Social networks, including Facebook, MySpace, Bebo, Google's Orkut and many more, have skyrocketed in popularity. People spend hours building and updating personal Web pages with photos, videos, links. They stay in touch with friends, classmates and co-workers by visiting pages, which include all manner of add-on Web applications for sharing musical tastes, sending instant messages and virtually anything else.
Advertisers are taking notice. They will spend $1.2 billion to advertise on social networks this year, according to research from eMarketer.
Still, there is some skepticism about social networks as an advertising medium, and as the amount spent on it grows, advertisers will up their scrutiny.
"2007 will be the year when marketers will demand results," wrote Debra Aho Williamson, senior analyst with eMarketer, in a May report on the future of social-network marketing.

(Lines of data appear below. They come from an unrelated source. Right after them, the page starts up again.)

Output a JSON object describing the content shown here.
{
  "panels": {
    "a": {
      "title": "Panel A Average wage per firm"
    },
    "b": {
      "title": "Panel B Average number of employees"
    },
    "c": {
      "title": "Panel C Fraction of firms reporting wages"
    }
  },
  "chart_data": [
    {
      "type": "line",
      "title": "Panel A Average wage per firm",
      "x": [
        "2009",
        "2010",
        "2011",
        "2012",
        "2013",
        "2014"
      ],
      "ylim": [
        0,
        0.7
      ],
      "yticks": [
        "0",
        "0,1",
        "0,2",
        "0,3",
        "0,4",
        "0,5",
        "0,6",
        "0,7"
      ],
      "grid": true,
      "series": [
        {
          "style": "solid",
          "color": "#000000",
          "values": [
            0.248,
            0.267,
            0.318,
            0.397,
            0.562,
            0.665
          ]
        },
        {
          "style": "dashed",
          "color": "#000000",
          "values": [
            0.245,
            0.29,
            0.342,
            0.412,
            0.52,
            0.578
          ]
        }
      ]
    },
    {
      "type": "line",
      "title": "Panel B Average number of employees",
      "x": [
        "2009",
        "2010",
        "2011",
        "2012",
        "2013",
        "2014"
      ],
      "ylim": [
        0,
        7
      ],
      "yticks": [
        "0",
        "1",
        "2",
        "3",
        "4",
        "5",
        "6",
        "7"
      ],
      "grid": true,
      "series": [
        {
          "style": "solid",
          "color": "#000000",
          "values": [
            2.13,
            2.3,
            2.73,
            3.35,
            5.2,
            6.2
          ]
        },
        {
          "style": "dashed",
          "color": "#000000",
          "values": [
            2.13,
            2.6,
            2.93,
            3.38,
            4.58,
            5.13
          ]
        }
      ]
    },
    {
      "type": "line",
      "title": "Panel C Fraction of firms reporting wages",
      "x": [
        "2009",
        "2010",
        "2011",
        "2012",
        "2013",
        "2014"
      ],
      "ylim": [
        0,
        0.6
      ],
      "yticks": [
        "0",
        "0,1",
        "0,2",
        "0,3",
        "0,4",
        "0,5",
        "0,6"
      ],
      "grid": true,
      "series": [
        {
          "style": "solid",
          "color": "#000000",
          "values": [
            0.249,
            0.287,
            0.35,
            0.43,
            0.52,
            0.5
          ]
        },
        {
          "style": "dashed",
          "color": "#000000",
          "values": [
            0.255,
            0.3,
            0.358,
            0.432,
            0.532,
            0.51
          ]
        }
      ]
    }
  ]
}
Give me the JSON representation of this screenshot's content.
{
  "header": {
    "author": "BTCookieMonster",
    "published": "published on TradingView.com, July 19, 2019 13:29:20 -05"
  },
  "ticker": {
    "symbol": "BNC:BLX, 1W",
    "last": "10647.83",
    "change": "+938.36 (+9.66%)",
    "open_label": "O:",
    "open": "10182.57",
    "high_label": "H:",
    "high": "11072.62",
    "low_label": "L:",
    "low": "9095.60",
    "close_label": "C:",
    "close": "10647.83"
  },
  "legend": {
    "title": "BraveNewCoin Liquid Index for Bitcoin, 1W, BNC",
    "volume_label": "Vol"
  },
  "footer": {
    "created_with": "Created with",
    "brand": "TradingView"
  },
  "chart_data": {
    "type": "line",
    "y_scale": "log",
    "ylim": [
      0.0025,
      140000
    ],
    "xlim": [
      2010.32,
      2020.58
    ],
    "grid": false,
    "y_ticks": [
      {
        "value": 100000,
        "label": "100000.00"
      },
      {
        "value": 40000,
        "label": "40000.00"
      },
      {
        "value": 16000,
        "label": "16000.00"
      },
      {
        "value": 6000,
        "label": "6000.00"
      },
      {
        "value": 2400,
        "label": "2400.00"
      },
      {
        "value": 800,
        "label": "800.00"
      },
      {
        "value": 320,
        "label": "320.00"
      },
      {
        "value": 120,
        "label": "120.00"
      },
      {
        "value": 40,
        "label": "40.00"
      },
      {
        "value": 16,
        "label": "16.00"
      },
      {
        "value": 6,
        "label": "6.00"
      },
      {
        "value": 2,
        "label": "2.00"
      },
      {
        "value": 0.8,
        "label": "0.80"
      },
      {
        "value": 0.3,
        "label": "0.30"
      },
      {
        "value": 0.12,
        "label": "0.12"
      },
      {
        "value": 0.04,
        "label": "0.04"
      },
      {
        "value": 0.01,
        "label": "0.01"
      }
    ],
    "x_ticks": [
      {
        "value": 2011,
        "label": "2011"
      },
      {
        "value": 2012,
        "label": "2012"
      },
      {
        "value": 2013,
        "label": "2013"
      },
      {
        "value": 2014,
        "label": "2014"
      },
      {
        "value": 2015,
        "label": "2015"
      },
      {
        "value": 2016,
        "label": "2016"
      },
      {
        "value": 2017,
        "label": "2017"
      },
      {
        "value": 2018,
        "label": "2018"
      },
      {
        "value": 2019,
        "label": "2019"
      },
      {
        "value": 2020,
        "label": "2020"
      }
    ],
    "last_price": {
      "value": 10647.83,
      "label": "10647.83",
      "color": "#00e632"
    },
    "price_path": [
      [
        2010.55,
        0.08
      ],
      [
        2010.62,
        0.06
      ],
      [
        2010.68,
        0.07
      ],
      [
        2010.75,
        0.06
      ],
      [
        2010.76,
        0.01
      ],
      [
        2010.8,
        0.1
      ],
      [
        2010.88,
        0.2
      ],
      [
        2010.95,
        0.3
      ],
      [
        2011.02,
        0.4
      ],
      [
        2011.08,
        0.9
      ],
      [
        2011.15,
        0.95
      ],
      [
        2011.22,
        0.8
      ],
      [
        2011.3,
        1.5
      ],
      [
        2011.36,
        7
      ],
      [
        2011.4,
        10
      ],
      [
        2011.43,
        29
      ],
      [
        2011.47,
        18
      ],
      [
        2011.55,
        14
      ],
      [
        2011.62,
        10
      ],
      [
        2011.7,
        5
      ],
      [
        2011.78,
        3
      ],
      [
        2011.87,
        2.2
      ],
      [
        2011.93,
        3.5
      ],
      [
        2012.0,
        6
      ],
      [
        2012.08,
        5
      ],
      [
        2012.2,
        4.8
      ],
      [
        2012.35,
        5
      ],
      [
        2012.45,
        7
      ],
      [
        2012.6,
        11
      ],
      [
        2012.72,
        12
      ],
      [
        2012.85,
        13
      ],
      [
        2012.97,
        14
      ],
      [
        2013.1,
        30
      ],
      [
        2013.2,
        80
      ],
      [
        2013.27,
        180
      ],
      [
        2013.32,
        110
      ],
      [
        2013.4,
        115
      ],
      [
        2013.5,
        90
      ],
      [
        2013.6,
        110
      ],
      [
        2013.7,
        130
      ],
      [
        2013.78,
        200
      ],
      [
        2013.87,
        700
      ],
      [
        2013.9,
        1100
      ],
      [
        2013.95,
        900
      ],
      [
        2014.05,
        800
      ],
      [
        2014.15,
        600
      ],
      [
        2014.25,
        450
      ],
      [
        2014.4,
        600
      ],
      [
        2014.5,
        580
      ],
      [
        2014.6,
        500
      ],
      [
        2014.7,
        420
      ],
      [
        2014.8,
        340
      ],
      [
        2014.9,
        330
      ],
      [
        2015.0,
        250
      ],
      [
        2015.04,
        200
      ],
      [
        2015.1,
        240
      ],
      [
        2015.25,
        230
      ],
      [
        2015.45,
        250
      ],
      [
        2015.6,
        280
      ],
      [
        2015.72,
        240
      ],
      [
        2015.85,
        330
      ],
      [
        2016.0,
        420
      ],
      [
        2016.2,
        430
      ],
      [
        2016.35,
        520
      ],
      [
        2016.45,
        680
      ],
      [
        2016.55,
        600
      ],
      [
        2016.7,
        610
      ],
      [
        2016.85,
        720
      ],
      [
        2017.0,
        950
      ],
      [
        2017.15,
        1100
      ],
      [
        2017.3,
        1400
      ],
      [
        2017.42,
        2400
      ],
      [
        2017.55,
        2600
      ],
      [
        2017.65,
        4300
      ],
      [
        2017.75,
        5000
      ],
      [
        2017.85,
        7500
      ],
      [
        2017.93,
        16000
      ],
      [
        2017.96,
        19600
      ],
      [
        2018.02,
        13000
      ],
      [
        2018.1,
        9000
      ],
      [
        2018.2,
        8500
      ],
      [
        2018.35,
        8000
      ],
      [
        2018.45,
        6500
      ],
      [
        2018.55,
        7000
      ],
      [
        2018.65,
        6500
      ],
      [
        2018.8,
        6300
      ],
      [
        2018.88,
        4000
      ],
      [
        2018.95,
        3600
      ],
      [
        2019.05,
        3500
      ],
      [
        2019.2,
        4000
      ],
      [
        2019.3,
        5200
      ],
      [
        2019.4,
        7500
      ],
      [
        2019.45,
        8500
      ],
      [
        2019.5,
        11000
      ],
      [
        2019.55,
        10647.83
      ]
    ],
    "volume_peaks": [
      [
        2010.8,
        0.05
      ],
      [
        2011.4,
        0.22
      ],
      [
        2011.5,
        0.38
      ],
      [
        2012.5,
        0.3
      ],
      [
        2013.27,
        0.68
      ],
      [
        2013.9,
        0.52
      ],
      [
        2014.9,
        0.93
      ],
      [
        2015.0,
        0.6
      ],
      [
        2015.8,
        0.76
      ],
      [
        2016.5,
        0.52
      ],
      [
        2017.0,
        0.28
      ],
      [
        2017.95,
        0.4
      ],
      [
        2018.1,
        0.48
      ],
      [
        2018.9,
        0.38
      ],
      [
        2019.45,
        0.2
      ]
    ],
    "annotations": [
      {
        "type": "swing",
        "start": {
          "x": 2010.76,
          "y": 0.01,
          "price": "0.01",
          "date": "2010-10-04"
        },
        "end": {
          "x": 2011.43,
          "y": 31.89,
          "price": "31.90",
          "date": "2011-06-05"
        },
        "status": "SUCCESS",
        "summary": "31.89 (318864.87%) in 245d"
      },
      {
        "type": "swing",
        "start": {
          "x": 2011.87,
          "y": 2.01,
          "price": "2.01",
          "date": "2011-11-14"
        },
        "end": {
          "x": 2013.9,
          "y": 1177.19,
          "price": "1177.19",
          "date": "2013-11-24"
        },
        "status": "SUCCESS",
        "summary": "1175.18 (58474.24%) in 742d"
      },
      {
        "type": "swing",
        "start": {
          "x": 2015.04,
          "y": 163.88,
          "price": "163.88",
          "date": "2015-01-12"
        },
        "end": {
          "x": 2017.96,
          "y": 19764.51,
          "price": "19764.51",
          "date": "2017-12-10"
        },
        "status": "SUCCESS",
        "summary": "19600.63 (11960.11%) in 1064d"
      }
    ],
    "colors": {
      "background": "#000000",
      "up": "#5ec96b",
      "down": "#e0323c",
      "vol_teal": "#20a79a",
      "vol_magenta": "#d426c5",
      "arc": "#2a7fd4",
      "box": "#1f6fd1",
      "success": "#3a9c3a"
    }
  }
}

Even Microsoft Chief Executive Steve Ballmer has suggested recently that social networks are something of a fad. He also was dismissive of Facebook's technology.
"There can't be any more deep technology in Facebook than what dozens of people could write in a couple of years. That's for sure," Ballmer said in an interview with the London-based Times Online published Oct. 2.
Johnson said Microsoft's broader deal with Facebook will allow the companies to work on advertising unique to social networks that will improve the medium to advertisers.
Johnson and Owen Van Natta, Facebook's vice president of operations and chief revenue officer, shied away from specifics on how the companies will or won't mingle their technology.
But there are plenty of examples of the companies working together already, and analysts see several other possibilities.
A new Microsoft tool for making hybrid Web applications allows those programs to be published directly to Facebook pages. Facebook supports Microsoft's new Web video platform, Silverlight, which competes with Adobe Flash. And Microsoft and Facebook have worked on other tools for software developers.
Matt Rosoff, an analyst with Directions on Microsoft, said the two companies have complementary approaches to the Web. Microsoft is building its own technologies, such as mapping and advertising systems, and letting third-parties use them. Facebook, on the other hand, invites developers to build applications and provides a venue for distribution to its users.
Rosoff said the two companies could come up with some interesting combinations, such as distributing Windows Live online services through Facebook.
But do those possibilities justify the price Microsoft is paying for a slice of Facebook, and the implied $15 billion valuation?
"To me that looks an awful lot like dot-com valuations," Rosoff said.